If there is still a chance of deadlocks, once you are holding one lock and you’re waiting for a second look, timeout if it takes too long. Release the first lock. Now, wait a brief while to give other threads a chance to grab the lock and start again. If no one wanted the lock, you’ll get it back straight away.

A more subtle problem is starvation. The code doesn’t get stuck like a deadlock. Some threads get work done. However, the way things work out, other threats never get the chance.

Here’s an example of starvation and of using timeouts. We’ll stick with our diners. This time, they’re having soup and only need a spoon. Of course, there’s still only one spoon.
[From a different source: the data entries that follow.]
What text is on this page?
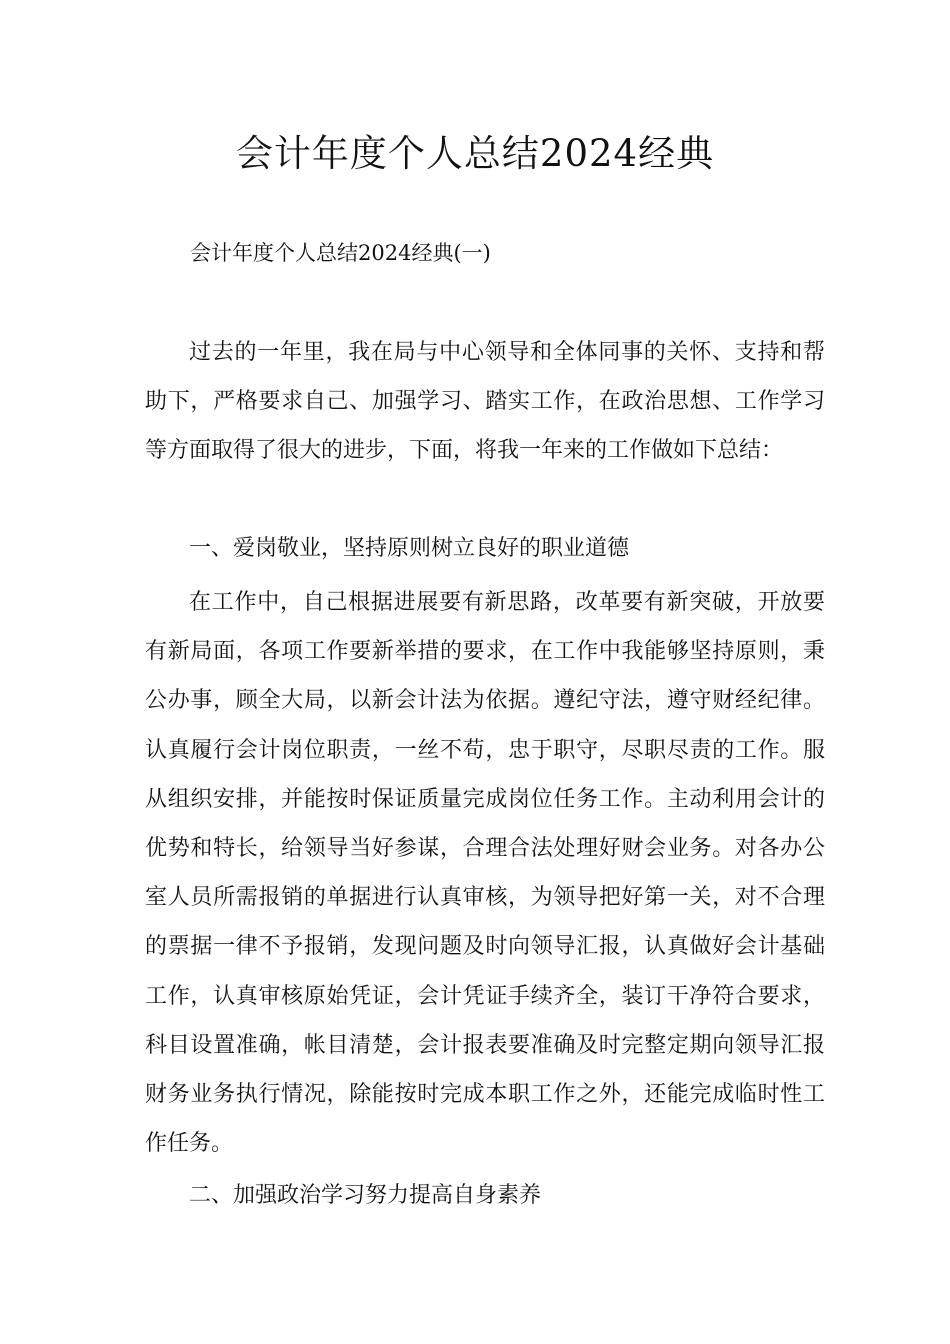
会计年度个人总结2024经典

会计年度个人总结2024经典(一)

过去的一年里，我在局与中心领导和全体同事的关怀、支持和帮助下，严格要求自己、加强学习、踏实工作，在政治思想、工作学习等方面取得了很大的进步，下面，将我一年来的工作做如下总结：

一、爱岗敬业，坚持原则树立良好的职业道德

在工作中，自己根据进展要有新思路，改革要有新突破，开放要有新局面，各项工作要新举措的要求，在工作中我能够坚持原则，秉公办事，顾全大局，以新会计法为依据。遵纪守法，遵守财经纪律。认真履行会计岗位职责，一丝不苟，忠于职守，尽职尽责的工作。服从组织安排，并能按时保证质量完成岗位任务工作。主动利用会计的优势和特长，给领导当好参谋，合理合法处理好财会业务。对各办公室人员所需报销的单据进行认真审核，为领导把好第一关，对不合理的票据一律不予报销，发现问题及时向领导汇报，认真做好会计基础工作，认真审核原始凭证，会计凭证手续齐全，装订干净符合要求，科目设置准确，帐目清楚，会计报表要准确及时完整定期向领导汇报财务业务执行情况，除能按时完成本职工作之外，还能完成临时性工作任务。

二、加强政治学习努力提高自身素养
Because there’s only one lock, there’s no risk of deadlock.

There are two types of eaters. The determined eater picks up the spoon as soon as it is free or waits until it is free. The impatient eater doesn’t like waiting. They try to pick up the spoon, but if they don’t get it within 0.02 seconds, they walk away from the table and come back after 0.1 seconds to try again.

Once a diner has finished their soup, they increase the progress, so we can see how many determined diners and how many impatient diners have finished. The final loop prints out the progress every 0.2 seconds until all threads are done. What do you think will happen when we run the code?

All the determined eaters go first. The impatient ones keep walking away and keep missing their chance of getting a spoon. One the determined eaters are done, the impatient eaters finally get a chance. Our diners share the same spoon, but there is an imbalance in their behavior.

The determined diners clearly have the best chance of getting a spoon. Fortunately, they didn’t come back for seconds! It will be possible for one process or one type of process to dominate a shared resource and completely block other processes from accessing it.

Imagine five people on a round table with one piece of cutlery between each two diners. They can only pick up both pieces of cutlery at once or wait until they are both available. Even though all diners use the same process, one of them may be really unlucky. Just as the diner to their left puts down their cutlery, the one on the right picks up theirs, and vice versa. That diner may never be able to pick up the cutlery and will starve– or, more likely, just walk away and eat somewhere else.

This is called the Dining Philosophers Problem. In short, be careful how you use locks. Use as few as possible, and keep the count as simple as possible to help you understand what is happening. We will soon see some alternatives, some higher-level abstractions which may help as well.